“The results of the latest ECI survey are significant because, as a major commercial centre, the UK has long been at the forefront when leveraging new technologies and ways of working,” said Rowen Grierson, Senior Director and General Manager, UK&I at Nutanix. “Likewise, when it comes to identifying the challenges with, in this year’s survey, clear evidence of the need for a consistent cloud operating model to enable customers to get the best from the mixed IT environments they are building.”
Back in 2018, well over half of respondents said they envisioned running all workloads exclusively in either a private or public cloud one day. Since then, however, respondents' attitudes have drastically shifted toward the use of multiple IT environments. So, rather than working to consolidate on a particular infrastructure or operating model - as seemed desirable in 2018 - most enterprises now see the inevitability, and even benefits, of running workloads across clouds, on-premises and at the edge.
The goal now is to make this mixed model more efficient, especially when managing IT environments across the edge to the core. Greater diversity is leading to increased complexity, with nearly all respondents saying they would benefit from having a single, unified control plane to manage applications and data across their increasingly diverse IT environments.
Key findings from this year’s report include:
Most organisations use more than one type of IT infrastructure, and nearly all agree that having a single platform to manage them together and consistently would be ideal.
UK companies lead in their use of mixed IT infrastructure with 73% reporting the use of multiple IT environments compared to a 60% global average. In the UK that figure is expected to rise to 86% in one to three years (74% globally).
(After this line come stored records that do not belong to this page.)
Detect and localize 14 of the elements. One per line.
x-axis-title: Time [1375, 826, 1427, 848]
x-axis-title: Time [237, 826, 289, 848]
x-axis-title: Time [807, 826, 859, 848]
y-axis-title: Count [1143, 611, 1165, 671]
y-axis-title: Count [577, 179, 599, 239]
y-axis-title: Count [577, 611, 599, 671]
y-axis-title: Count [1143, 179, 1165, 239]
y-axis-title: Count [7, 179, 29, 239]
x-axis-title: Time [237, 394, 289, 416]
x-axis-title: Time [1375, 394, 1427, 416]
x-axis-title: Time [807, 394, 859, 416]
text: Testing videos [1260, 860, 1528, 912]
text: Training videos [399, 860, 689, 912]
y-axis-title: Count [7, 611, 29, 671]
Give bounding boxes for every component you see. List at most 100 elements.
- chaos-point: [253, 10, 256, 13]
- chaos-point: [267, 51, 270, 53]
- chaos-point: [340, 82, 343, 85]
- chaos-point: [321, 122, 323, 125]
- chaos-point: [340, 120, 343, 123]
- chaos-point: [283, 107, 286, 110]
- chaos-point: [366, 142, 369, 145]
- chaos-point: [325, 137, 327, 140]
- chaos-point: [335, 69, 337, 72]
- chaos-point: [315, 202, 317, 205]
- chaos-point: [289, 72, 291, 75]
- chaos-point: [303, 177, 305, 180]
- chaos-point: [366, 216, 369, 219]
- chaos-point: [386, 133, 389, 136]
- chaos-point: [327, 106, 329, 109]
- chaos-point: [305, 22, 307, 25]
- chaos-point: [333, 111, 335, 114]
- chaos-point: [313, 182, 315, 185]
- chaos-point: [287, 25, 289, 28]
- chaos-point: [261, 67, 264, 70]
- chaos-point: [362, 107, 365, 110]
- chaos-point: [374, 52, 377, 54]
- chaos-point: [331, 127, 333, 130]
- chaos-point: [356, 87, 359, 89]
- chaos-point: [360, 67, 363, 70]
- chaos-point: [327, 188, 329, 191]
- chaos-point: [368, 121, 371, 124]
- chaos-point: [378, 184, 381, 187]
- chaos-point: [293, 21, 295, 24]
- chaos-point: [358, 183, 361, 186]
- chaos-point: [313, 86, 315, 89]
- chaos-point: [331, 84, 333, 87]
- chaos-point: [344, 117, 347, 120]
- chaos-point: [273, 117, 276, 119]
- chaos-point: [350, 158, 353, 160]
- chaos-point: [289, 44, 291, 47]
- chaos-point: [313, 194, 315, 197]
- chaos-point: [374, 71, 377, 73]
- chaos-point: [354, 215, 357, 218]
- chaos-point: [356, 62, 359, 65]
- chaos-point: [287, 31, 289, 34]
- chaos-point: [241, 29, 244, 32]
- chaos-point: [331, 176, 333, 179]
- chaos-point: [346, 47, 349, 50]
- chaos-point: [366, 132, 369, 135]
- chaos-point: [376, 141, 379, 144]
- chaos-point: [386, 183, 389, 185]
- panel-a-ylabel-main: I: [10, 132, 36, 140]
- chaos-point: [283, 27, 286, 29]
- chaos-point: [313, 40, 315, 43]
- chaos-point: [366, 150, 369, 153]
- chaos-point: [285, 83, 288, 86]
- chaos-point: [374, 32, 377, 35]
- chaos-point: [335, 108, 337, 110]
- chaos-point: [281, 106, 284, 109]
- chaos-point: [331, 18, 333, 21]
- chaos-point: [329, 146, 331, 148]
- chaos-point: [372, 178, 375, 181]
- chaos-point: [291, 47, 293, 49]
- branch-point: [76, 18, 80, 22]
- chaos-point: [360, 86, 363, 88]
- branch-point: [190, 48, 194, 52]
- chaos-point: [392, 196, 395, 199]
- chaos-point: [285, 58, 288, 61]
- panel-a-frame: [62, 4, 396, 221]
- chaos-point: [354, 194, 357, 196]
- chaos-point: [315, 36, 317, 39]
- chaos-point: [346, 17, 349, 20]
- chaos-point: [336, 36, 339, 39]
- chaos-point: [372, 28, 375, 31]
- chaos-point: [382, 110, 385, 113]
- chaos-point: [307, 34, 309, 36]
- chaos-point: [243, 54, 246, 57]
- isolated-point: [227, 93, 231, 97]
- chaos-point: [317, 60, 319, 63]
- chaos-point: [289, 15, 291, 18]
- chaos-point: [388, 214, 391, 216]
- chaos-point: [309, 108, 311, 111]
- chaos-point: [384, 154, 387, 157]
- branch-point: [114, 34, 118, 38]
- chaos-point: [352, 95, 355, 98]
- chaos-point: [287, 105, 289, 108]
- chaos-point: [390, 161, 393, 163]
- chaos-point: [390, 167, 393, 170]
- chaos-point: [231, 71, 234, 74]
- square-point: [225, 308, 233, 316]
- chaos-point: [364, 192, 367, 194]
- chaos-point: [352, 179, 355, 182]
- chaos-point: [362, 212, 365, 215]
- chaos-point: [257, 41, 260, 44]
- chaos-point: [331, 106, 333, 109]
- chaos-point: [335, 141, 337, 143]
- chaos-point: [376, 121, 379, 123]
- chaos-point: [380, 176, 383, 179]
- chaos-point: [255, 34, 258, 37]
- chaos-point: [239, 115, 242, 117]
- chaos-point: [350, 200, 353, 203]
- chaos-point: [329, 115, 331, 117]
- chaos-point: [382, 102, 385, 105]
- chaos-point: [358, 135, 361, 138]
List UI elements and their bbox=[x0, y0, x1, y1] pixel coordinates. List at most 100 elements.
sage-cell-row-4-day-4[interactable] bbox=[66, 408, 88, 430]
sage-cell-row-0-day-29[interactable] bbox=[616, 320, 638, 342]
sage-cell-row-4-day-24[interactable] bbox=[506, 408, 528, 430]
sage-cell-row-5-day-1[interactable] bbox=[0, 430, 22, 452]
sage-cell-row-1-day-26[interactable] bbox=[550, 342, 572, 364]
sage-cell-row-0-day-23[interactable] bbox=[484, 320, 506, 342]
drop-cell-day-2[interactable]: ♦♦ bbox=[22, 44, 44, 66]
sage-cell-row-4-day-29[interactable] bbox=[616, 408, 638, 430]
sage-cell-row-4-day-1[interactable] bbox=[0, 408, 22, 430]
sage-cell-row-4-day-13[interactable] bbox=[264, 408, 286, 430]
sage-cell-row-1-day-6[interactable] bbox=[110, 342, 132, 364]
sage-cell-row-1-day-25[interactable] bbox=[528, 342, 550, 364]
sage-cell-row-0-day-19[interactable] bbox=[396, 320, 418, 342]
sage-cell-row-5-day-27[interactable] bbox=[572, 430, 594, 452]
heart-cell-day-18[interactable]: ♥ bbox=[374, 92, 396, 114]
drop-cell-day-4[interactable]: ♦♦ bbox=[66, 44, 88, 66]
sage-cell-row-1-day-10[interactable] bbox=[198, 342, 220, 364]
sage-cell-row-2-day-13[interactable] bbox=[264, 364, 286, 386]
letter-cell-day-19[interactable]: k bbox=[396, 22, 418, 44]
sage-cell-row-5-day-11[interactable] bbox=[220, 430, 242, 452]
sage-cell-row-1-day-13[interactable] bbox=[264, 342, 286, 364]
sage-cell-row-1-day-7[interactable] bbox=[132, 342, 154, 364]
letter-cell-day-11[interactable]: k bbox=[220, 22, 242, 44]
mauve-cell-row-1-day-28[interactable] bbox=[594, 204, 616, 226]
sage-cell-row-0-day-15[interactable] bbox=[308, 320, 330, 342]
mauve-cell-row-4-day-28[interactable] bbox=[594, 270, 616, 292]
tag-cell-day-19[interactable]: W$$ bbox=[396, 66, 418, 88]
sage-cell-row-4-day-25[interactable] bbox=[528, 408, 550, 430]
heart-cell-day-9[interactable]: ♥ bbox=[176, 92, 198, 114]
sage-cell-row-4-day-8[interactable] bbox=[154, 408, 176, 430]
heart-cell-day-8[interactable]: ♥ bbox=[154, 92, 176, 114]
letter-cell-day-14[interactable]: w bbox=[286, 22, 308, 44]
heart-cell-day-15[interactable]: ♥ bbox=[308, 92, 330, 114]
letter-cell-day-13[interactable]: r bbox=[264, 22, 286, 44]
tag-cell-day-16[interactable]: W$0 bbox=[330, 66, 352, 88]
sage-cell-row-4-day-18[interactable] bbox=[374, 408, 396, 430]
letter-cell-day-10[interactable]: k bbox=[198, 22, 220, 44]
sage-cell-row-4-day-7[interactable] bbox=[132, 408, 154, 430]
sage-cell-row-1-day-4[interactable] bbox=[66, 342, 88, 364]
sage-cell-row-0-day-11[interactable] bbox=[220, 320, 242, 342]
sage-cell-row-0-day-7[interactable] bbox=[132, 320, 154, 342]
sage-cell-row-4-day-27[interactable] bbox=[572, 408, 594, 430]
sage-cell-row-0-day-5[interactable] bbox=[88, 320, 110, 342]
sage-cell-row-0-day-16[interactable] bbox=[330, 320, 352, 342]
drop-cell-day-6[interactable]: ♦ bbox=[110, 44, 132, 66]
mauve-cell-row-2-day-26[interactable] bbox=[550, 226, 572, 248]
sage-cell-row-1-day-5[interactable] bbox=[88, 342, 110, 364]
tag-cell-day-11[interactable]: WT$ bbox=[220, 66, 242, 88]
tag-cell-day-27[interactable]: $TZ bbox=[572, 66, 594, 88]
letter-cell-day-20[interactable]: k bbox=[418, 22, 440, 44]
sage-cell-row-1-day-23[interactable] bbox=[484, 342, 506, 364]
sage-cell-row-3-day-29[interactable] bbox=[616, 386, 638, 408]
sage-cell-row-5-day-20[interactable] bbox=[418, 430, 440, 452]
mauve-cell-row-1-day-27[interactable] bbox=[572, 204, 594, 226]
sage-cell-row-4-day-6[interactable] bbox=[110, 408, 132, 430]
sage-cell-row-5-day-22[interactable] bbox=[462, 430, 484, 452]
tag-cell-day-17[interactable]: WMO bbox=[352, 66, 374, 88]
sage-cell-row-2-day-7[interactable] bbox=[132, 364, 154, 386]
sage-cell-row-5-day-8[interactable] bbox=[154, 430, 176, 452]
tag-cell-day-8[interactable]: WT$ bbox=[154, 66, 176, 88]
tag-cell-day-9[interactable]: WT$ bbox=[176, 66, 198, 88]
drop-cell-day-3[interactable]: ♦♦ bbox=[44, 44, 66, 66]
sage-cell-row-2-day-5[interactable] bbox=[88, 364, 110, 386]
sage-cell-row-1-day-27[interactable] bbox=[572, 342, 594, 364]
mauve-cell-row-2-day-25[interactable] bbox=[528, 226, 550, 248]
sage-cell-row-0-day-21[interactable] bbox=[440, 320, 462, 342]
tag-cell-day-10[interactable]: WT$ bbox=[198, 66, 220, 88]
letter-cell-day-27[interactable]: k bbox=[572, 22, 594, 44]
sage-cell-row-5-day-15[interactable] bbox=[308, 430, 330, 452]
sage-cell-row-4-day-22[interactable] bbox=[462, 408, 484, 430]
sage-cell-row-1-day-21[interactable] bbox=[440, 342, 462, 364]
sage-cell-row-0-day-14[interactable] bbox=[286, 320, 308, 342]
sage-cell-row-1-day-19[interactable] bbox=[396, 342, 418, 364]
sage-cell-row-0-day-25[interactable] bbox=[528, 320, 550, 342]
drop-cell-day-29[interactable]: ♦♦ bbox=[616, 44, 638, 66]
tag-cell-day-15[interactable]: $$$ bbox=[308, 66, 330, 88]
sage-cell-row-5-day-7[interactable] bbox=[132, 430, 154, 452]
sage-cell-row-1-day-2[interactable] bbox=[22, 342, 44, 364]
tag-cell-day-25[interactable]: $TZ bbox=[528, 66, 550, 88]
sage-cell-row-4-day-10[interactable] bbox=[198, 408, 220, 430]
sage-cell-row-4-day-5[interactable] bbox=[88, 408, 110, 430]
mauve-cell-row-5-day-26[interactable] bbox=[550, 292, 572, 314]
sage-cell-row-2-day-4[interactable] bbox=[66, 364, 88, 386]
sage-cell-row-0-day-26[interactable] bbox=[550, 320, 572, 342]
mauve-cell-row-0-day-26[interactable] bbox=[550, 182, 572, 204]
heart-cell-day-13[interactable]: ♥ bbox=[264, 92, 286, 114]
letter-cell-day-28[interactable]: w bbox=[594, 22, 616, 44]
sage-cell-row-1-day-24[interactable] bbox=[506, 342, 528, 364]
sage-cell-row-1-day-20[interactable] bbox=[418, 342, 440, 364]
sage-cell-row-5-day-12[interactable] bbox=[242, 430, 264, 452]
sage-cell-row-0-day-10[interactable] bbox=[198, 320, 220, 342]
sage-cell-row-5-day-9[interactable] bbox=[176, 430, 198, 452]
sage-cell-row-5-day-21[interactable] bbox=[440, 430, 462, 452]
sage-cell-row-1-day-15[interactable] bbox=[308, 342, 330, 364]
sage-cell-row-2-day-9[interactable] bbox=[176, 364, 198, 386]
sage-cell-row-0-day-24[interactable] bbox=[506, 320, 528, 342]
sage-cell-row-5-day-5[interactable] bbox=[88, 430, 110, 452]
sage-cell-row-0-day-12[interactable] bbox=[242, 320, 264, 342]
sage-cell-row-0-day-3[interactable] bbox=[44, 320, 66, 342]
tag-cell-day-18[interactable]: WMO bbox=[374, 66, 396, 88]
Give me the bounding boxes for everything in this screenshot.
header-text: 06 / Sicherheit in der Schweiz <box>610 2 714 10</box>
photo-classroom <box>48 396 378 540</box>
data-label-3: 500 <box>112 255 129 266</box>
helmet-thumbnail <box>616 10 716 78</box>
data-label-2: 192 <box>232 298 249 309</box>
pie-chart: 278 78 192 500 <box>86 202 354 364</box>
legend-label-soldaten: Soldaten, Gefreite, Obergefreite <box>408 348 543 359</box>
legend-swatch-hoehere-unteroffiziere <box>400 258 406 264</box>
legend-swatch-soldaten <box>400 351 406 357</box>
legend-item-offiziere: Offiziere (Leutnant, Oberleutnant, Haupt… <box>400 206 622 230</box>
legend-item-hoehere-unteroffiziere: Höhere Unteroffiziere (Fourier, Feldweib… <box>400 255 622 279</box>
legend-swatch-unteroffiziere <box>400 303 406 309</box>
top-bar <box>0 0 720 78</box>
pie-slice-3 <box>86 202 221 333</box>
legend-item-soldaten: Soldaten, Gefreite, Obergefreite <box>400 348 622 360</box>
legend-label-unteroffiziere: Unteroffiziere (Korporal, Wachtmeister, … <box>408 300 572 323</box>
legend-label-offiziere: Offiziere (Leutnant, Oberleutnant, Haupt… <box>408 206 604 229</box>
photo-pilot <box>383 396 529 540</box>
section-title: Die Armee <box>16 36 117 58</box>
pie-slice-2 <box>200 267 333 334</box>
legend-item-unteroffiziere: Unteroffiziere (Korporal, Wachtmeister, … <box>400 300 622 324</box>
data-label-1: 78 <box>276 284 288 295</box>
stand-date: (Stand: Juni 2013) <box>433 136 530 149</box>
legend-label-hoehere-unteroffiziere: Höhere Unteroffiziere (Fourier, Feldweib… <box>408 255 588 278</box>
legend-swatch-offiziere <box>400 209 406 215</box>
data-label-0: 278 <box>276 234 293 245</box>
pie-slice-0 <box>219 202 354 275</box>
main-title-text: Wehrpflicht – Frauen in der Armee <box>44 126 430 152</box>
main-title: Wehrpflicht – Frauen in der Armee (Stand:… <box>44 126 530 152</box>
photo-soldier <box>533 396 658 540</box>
Data security and management considerations drive IT infrastructure choices. Data is driving infrastructure decisions for enterprises, with data security, protection and recovery, and sovereignty topping the list of key drivers. However, visibility is a growing challenge and while 94% of respondents agree that having full visibility is important, only 40% reported having complete visibility into where their data resides.
Cloud cost control ranks as a top IT management challenge. Among respondents, 85% consider cloud cost a challenging IT management issue with more than a third (34%) ranking it “significant”. More specifically, application migration across clouds is currently a pain point for organisations with 86% of respondents agreeing that moving applications between environments can be complex and costly. Additionally, nearly half of respondents (46%) plan to repatriate some applications to on-premise datacentres to mitigate cloud costs in the year ahead.
Nearly all companies developing their own applications have begun using open-source Kubernetes orchestration (96%). Those respondents, however, cite designing and configuring underlying infrastructure, storage, and database services as a key challenges of those deployments.
Interestingly, sustainability has become a much more pressing priority with nearly all respondents (92%) agreeing that sustainability is more important to their organisation than it was a year ago. A shift in priorities driven primarily by corporate Environment, Social and Governance (ESG) initiatives (63%), supply chain disruptions (59%), and customer purchasing decisions (48%).